Parents are the 10th largest mortgage lender in the UK.
That’s according to a survey by Legal & General (L&G) which found that the average parental contribution for homebuyers this year is £24,100 ($29,279).
It says that this amount has risen more than £6,000 over the last year — high enough to put the ‘Bank of Mum and Dad’ into 10th place if it was classed as a mortgage lender.
Collectively, parents have given £6.3bn to their children to buy property, overtaking the official 10th place — Clydesdale Bank, which lent £5bn in total in 2018.

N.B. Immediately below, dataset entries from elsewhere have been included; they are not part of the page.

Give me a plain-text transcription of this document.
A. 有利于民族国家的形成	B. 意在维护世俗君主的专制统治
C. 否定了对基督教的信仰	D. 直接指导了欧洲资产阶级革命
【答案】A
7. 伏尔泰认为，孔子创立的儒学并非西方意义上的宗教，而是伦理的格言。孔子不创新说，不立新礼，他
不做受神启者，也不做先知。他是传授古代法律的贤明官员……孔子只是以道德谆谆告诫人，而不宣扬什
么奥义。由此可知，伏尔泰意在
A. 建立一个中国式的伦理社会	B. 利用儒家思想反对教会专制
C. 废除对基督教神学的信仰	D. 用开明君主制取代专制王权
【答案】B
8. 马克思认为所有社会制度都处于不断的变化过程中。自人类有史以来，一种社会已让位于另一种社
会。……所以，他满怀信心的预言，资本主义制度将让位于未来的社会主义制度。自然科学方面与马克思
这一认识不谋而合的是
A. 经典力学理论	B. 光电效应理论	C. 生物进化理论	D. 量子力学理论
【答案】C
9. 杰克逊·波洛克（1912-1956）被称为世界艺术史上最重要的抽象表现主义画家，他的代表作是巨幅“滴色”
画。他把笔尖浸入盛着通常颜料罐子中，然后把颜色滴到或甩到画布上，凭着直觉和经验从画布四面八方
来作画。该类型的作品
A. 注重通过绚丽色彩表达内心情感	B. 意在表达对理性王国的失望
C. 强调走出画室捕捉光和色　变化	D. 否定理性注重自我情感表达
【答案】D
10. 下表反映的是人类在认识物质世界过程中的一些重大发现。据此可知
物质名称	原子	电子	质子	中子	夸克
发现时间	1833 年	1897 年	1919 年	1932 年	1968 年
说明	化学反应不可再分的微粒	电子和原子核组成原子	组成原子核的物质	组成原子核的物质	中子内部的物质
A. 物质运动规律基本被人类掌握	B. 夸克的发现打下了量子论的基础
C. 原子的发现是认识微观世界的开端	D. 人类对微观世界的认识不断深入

The official list for the UK’s largest mortgage lenders, which does not include parental contributions, by the trade body for UK banking and financial services UK Finance, is here:
1. Lloyds Banking Group: £42.5bn
2. Nationwide: £35.7bn
3. Royal Bank of Scotland: £30.5bn
4. Santander UK: £28.3bn
5. Barclays: £23.1bn
6. HSBC Bank: £21.5bn
7. Coventry Building Society: £9.2bn
8. Yorkshire Building Society: £8.7bn
9. Virgin Money: £6.8bn
10. Clydesdale Bank: £5bn
While parents’ generosity is enabling many of the younger generation to get on the housing ladder, the source of the wealth could significantly affect their retirement health, L&G said.
Their poll of 1,600 parents found that many were withdrawing money from their pensions or said they would consider using equity release from their homes to help their children.
On top of that, more than a quarter of those surveyed said that they were not confident they had enough money to last through their retirement.